ニュース 法律 作成日:2020年9月9日_記事番号:T00092011
産業時事の法律講座先進光電科技(アビリティー・オプトエレクトロニクス・テクノロジー)は、2012年4月に「遮光シャッターの供給構造」の実用新案を出願し、同年10月に認められました。
この実用新案に関して大立光電(ラーガン・プレシジョン)は14年9月、次のような理由から経済部智慧財産局(知的財産局)に特許無効審判を請求しました。▽この構造はラーガンが04年に初めて設計したものである▽登録されている4人の考案者は全てラーガンの元従業員であるが、この構造を考案した事実はない▽4人がラーガンが使用している構造をアビリティーに渡し、実用新案を出願した──と主張しました。
智慧財産局は審査の結果、ラーガンが提出した設計資料からは、同社には04年の段階で類似する「遮光シャッターの供給構造」があったことが証明できるものの、「実用新案の技術的特徴と完全に一致しておらず、研究開発(R&D)記録、日誌などの資料が示されていない」ため、ラーガンに特許出願権があることを証明できないと認定し、17年4月に審判は不成立となりラーガンの訴願も退けられました。
正当な特許出願権者か
智慧財産法院(知的財産裁判所)は19年4月、ラーガンが提起した行政訴訟について、次のような理由から原処分を取り消す判決を下し、知的財産局に審判を成立させるよう命じました。
1.特許権者が正当な特許出願権者か否か判断するには、名義上の特許権者が、特許出願の範囲に記載されている技術的特徴に実質的に貢献したかを判断しなければならない。
2.したがって、もし特許無効審判の証拠でこの特許範囲の「主要な技術的特徴」が明らかにされており、また名義上の特許権者が研究開発の過程に関わった合理的な証明ができない場合には、この名義上の特許権者は正当な出願権者ではない。
3.特許無効審判の証拠が主要な技術的特徴を明らかにしているか否かは、特許申請の範囲に記載されている主要な技術的特徴や名義上の特許権者が発想したものか否かで総合的に判断すればよい。
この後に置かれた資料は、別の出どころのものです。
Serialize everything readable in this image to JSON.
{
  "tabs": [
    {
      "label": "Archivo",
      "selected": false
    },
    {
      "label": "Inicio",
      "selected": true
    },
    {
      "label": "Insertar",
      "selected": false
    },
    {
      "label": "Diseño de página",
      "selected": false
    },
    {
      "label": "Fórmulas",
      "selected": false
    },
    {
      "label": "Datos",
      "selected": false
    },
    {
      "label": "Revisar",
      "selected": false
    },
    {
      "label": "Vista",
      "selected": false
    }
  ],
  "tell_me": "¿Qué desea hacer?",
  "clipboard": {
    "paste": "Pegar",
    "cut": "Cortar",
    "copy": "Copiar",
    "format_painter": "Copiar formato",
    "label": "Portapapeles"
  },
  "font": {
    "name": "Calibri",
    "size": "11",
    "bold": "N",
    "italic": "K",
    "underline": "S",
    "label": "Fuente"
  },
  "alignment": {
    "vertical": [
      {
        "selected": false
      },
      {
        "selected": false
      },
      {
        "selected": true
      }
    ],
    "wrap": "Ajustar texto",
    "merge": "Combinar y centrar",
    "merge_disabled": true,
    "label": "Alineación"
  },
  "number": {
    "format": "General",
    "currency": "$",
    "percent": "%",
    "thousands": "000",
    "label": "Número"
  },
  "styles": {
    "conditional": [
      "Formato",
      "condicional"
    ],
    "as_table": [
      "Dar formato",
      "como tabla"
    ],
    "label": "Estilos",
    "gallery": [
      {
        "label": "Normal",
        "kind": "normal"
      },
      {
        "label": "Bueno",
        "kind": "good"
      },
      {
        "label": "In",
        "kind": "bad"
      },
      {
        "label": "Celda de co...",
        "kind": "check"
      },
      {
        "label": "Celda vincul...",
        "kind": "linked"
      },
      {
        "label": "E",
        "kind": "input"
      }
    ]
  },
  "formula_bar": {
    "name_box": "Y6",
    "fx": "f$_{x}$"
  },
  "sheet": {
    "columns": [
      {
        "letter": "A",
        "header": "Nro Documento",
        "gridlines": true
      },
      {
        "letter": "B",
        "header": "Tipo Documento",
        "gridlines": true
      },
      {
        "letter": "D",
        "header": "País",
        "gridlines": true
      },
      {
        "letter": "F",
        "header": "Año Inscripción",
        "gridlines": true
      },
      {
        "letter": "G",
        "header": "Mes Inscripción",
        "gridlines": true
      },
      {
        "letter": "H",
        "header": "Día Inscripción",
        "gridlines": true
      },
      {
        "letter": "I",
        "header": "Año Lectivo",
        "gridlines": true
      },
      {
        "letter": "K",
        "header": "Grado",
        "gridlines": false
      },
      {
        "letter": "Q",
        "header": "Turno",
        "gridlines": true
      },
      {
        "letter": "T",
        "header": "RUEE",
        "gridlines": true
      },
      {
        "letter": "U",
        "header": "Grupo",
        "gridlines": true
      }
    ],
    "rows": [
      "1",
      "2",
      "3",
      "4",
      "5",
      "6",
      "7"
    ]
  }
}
完全に同じである必要はない。
4.比較判断の結果、特許権者はラーガンの設計のうち、「一組」を「複数の組」へ、「二つの吸入孔および二つの内側のガイド穴」を「一つの吸入孔および一つの内側のガイド穴」へ変更したのみで、実質的に何ら貢献していない。知的財産局の判断には明らかな過ちがある。
5.アビリティーは長い訴訟プロセスを経ても、依然開発過程の資料を提出できていない。このことからもこの機構の発想者ではないことが証明できる。
実質上の差異の有無
アビリティーはこの判決を不服として最高行政法院(最高行政裁判所)に上告しましたが、同裁判所は次の各点を強調した判決をもって、20年6月に同社の訴えを退けました。
1.特許権者が特許出願権者であるか否か、特許を取り消すべきか否かの判断は、特許無効審判の請求者が提出する考案の証拠によって証明されるべきである。
2.もし係争特許申請の範囲に記載されている技術と、特許無効審判の証拠の技術との間に実質上の差異がなく、また特許権者が合理的な創作過程を提出できない場合、たとえ特許無効審判の証拠と、特許出願の範囲・特許説明書の文字や図案の記載が、形式上は異なったものであったとしても、同審判は成立すると判断すべきである。
3.無効審判を請求する際、その請求者は▽利害関係者であること▽係争特許出願の範囲に記載されている技術と特許無効審判の証拠に記載されている技術に実質上の差異がないこと▽考案者は同特許に対して実質上の貢献があった者でないこと──だけを証明すれば挙証責任を果たしたことになる。特許無効審判の証拠においては、係争特許の出願範囲の全ての技術的特徴が明らかにされているか、係争特許が先行技術と比較して新規性、進歩性があるかを証明する必要はない。
同時発明の可能性
特許法ではいわゆる「同時発明」的な理論が存在します。これは2人以上の発明者が、異なる場所で独立して同じ発明を思い付いた(同時である必要はありません)という場合を想定したもので、「先出願主義」はこの想定に基づいて設けられた規則です。
この想定の下、盗まれた特許を取り消すには、特許無効審判の請求者の発明に名義上の特許権者が接触したことを論理的に証明しなければなりません。しかし、知的財産裁判所と最高行政裁判所は、本件でそこまで厳格な証明は必要ないとしました。
特許無効審判の請求者が、考案者が過去に同社の従業員であったこと、発明に貢献していないことを証明すればよいとした一方、特許権者はその考案過程を証明しなければならないとしたわけです。これは一種の合理的な問題解決方法でしょう。